HBV map in Egypt has been changing over decades now

The prevalence rate of HBV declined after the universal immunization program for infants in Egypt in 1992 to (1.3–1.5%) [139]. In the early 1980s, HBV demonstrated a high prevalence, identified in 10.1% of the entire Egyptian population [7]. A meta-analysis reporting the period between (1980 and 2007) demonstrated a 6.7% prevalence of HBsAg in Egypt, which was a lower rate than that in the 1980s [6], while in 2015, it was 6.3% [8, 140]. The plan began in the early 1990s with a screening of blood donors [141]. Then, in 1992, Egypt added the HBV vaccine to the compulsory Egyptian list of vaccinations [142].

This preventive control plan promoted safe practices in hospitals and healthcare facilities in 2003 [141]. Besides, to increase awareness, implement infection control measures in healthcare facilities and train HCWs [141].

Egypt MOH efforts for HBV prevention

HBV vaccination is the primary strategy for preventing HBV infection [143]. The WHO recommended the global universal childhood immunization in 1992. By the end of 2012, 181 countries had adopted this approach [143]. The objective of the HBV immunization program is to attain durable immunity through the administration of the HB vaccine.

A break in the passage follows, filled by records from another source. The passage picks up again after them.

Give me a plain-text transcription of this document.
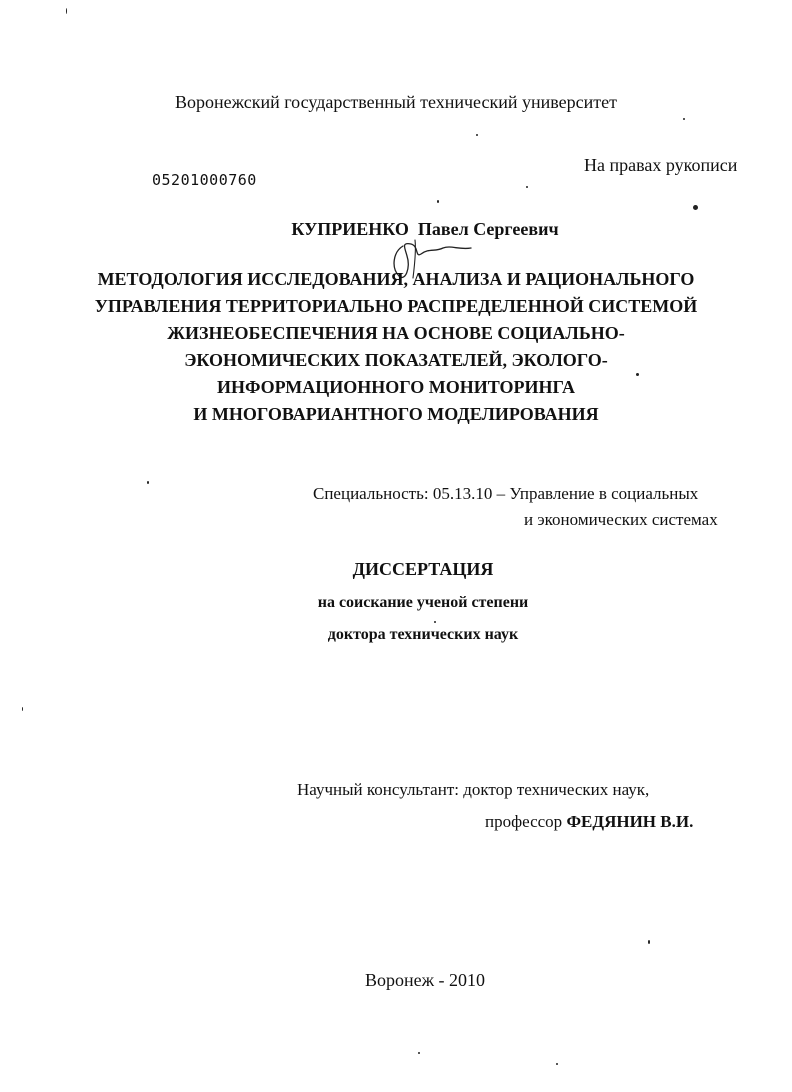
Воронежский государственный технический университет
На правах рукописи
05201000760
КУПРИЕНКО Павел Сергеевич
МЕТОДОЛОГИЯ ИССЛЕДОВАНИЯ, АНАЛИЗА И РАЦИОНАЛЬНОГО
УПРАВЛЕНИЯ ТЕРРИТОРИАЛЬНО РАСПРЕДЕЛЕННОЙ СИСТЕМОЙ
ЖИЗНЕОБЕСПЕЧЕНИЯ НА ОСНОВЕ СОЦИАЛЬНО-
ЭКОНОМИЧЕСКИХ ПОКАЗАТЕЛЕЙ, ЭКОЛОГО-
ИНФОРМАЦИОННОГО МОНИТОРИНГА
И МНОГОВАРИАНТНОГО МОДЕЛИРОВАНИЯ
Специальность: 05.13.10 – Управление в социальных
и экономических системах
ДИССЕРТАЦИЯ
на соискание ученой степени
доктора технических наук
Научный консультант: доктор технических наук,
профессор ФЕДЯНИН В.И.
Воронеж - 2010
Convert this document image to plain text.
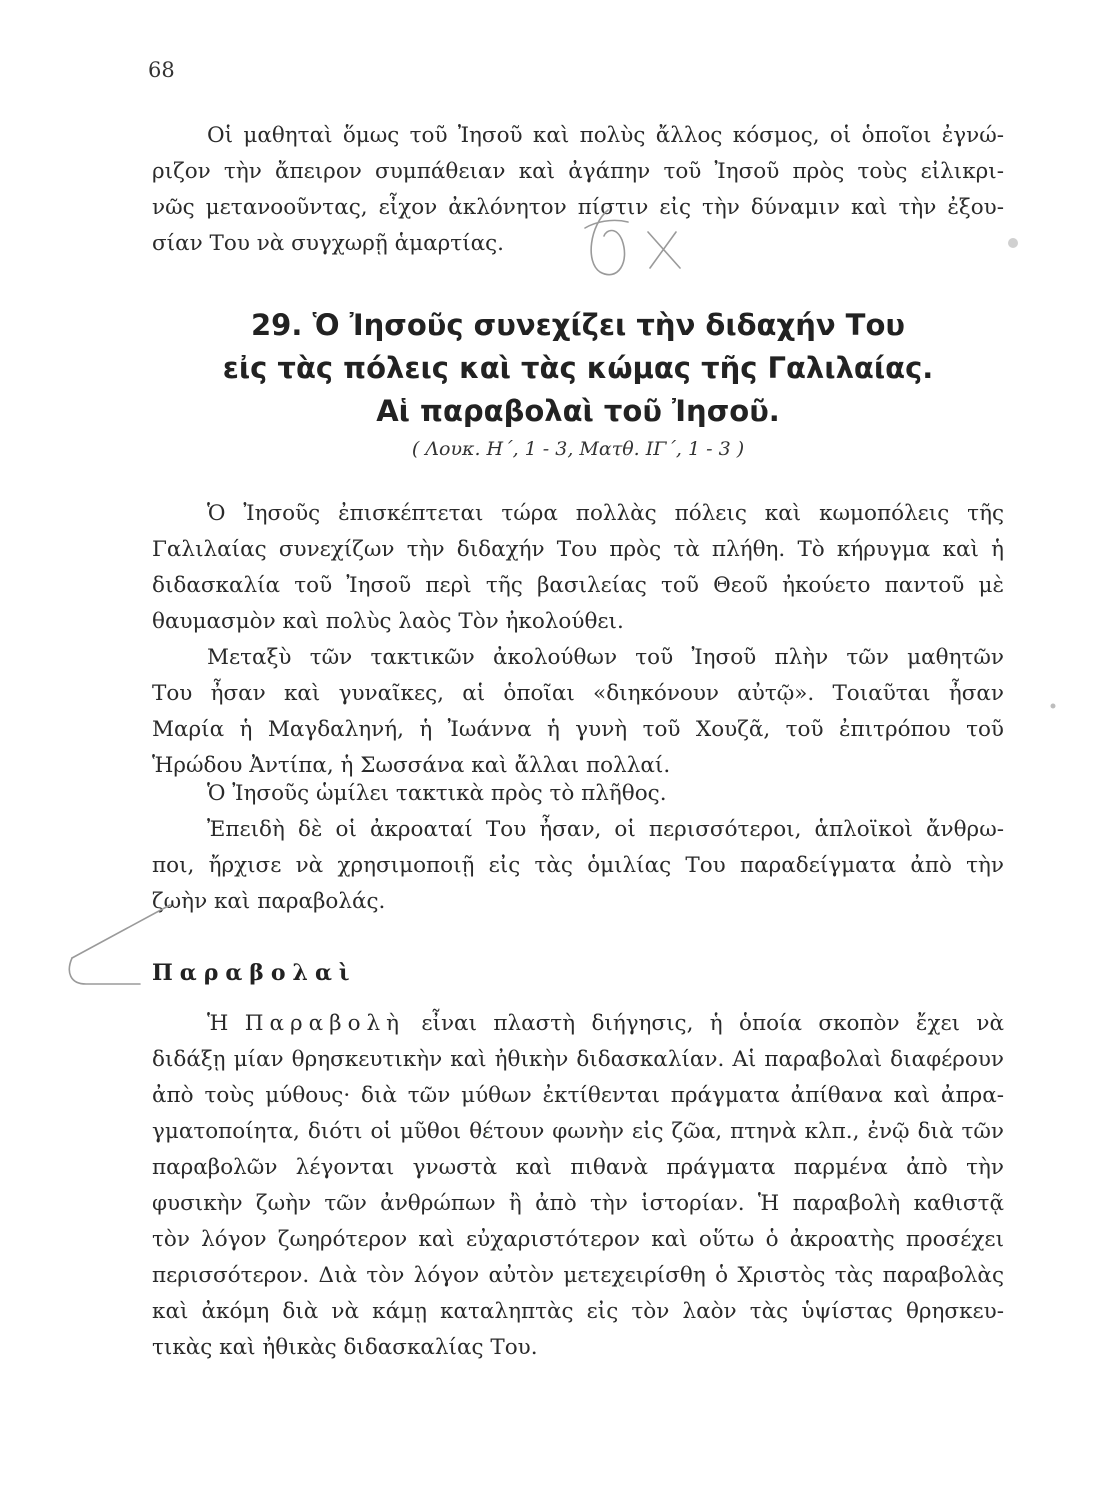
68
Οἱ μαθηταὶ ὅμως τοῦ Ἰησοῦ καὶ πολὺς ἄλλος κόσμος, οἱ ὁποῖοι ἐγνώ-
ριζον τὴν ἄπειρον συμπάθειαν καὶ ἀγάπην τοῦ Ἰησοῦ πρὸς τοὺς εἰλικρι-
νῶς μετανοοῦντας, εἶχον ἀκλόνητον πίστιν εἰς τὴν δύναμιν καὶ τὴν ἐξου-
σίαν Του νὰ συγχωρῇ ἁμαρτίας.
29. Ὁ Ἰησοῦς συνεχίζει τὴν διδαχήν Του
εἰς τὰς πόλεις καὶ τὰς κώμας τῆς Γαλιλαίας.
Αἱ παραβολαὶ τοῦ Ἰησοῦ.
( Λουκ. Η΄, 1 - 3, Ματθ. ΙΓ΄, 1 - 3 )
Ὁ Ἰησοῦς ἐπισκέπτεται τώρα πολλὰς πόλεις καὶ κωμοπόλεις τῆς
Γαλιλαίας συνεχίζων τὴν διδαχήν Του πρὸς τὰ πλήθη. Τὸ κήρυγμα καὶ ἡ
διδασκαλία τοῦ Ἰησοῦ περὶ τῆς βασιλείας τοῦ Θεοῦ ἠκούετο παντοῦ μὲ
θαυμασμὸν καὶ πολὺς λαὸς Τὸν ἠκολούθει.
Μεταξὺ τῶν τακτικῶν ἀκολούθων τοῦ Ἰησοῦ πλὴν τῶν μαθητῶν
Του ἦσαν καὶ γυναῖκες, αἱ ὁποῖαι «διηκόνουν αὐτῷ». Τοιαῦται ἦσαν
Μαρία ἡ Μαγδαληνή, ἡ Ἰωάννα ἡ γυνὴ τοῦ Χουζᾶ, τοῦ ἐπιτρόπου τοῦ
Ἡρώδου Ἀντίπα, ἡ Σωσσάνα καὶ ἄλλαι πολλαί.
Ὁ Ἰησοῦς ὡμίλει τακτικὰ πρὸς τὸ πλῆθος.
Ἐπειδὴ δὲ οἱ ἀκροαταί Του ἦσαν, οἱ περισσότεροι, ἁπλοϊκοὶ ἄνθρω-
ποι, ἤρχισε νὰ χρησιμοποιῇ εἰς τὰς ὁμιλίας Του παραδείγματα ἀπὸ τὴν
ζωὴν καὶ παραβολάς.
Παραβολαὶ
Ἡ Παραβολὴ εἶναι πλαστὴ διήγησις, ἡ ὁποία σκοπὸν ἔχει νὰ
διδάξῃ μίαν θρησκευτικὴν καὶ ἠθικὴν διδασκαλίαν. Αἱ παραβολαὶ διαφέρουν
ἀπὸ τοὺς μύθους· διὰ τῶν μύθων ἐκτίθενται πράγματα ἀπίθανα καὶ ἀπρα-
γματοποίητα, διότι οἱ μῦθοι θέτουν φωνὴν εἰς ζῶα, πτηνὰ κλπ., ἐνῷ διὰ τῶν
παραβολῶν λέγονται γνωστὰ καὶ πιθανὰ πράγματα παρμένα ἀπὸ τὴν
φυσικὴν ζωὴν τῶν ἀνθρώπων ἢ ἀπὸ τὴν ἱστορίαν. Ἡ παραβολὴ καθιστᾷ
τὸν λόγον ζωηρότερον καὶ εὐχαριστότερον καὶ οὕτω ὁ ἀκροατὴς προσέχει
περισσότερον. Διὰ τὸν λόγον αὐτὸν μετεχειρίσθη ὁ Χριστὸς τὰς παραβολὰς
καὶ ἀκόμη διὰ νὰ κάμῃ καταληπτὰς εἰς τὸν λαὸν τὰς ὑψίστας θρησκευ-
τικὰς καὶ ἠθικὰς διδασκαλίας Του.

Additionally, it aims to assess the occurrence of breakthrough infections (shown by positive anti-HBc) and the development of chronic carrier status (indicated by positive HBsAg) in patients who have been previously vaccinated [144]. The yeast-dependent recombinant HBV vaccine was used in Egypt in 1992 as part of the HBV vaccination program. The vaccine was administered to infants aged 2, 4, and 6 months [145]. Initially, no serosurveys were conducted on children born after the vaccination was introduced in Egypt. However, the discovery of active disease transmission in these groups suggests that HBV transmission is still occurring. Therefore, a more comprehensive assessment of the immunization program is necessary [146].

In one study, the percentage of children protected against the disease through antibodies was found to be 57.2%. This rate dramatically reduced from 90.2% in children under 3 to 30.5% in children aged 15 and above [147]. Another study conducted in Egypt found that the seroprotection rate among vaccinated children aged 6 and 12 years was 54% and 39.7%, respectively [142, 148]. When neonates of mothers who are positive for HBsAg are given both active and passive immunization against HBV, they maintain long-lasting protection against the virus until adolescence, even if the levels of anti-HBs antibodies often decrease over time [149]. A recent meta-analysis indicated that the HBV vaccination alone appears as efficacious as a combination of HBIG and HBV vaccine in preventing infection in neonates born to HBsAg+/HBeAg- mothers [150]. The complete vaccination regimen elicits sufficient protective antibodies in over 95% of newborns, children, and young adults. This immunity persists for at least 20 years and may last a lifetime [151].

Expert views for filling the gaps

Screening high-risk groups appears to be an extremely important approach to eliminate HBV from Egypt. Regular HBsAg screening and anti-HBc and/or HBV DNA testing for Egyptian health care workers, chronic infected patients with HCV, HDV and HIV, in addition to screening for HBsAg in pregnant women at their first antenatal visit in all public healthcare facilities. Similarly, regular screening for HBsAg, anti-HBc, and HBV DNA in high-risk populations (hemodialysis patients HD patients, patients with thalassemia, patients receiving immunosuppressive therapies, and homosexuals) should be seriously included in healthcare services. Additionally, we have to consider a booster dose of vaccination in healthy individuals later in their future life. In a country with a long history of battels with liver diseases, there is a need to enhance awareness in all social classes about the nature of the virus, incubation period, mode of transmission, and prevention.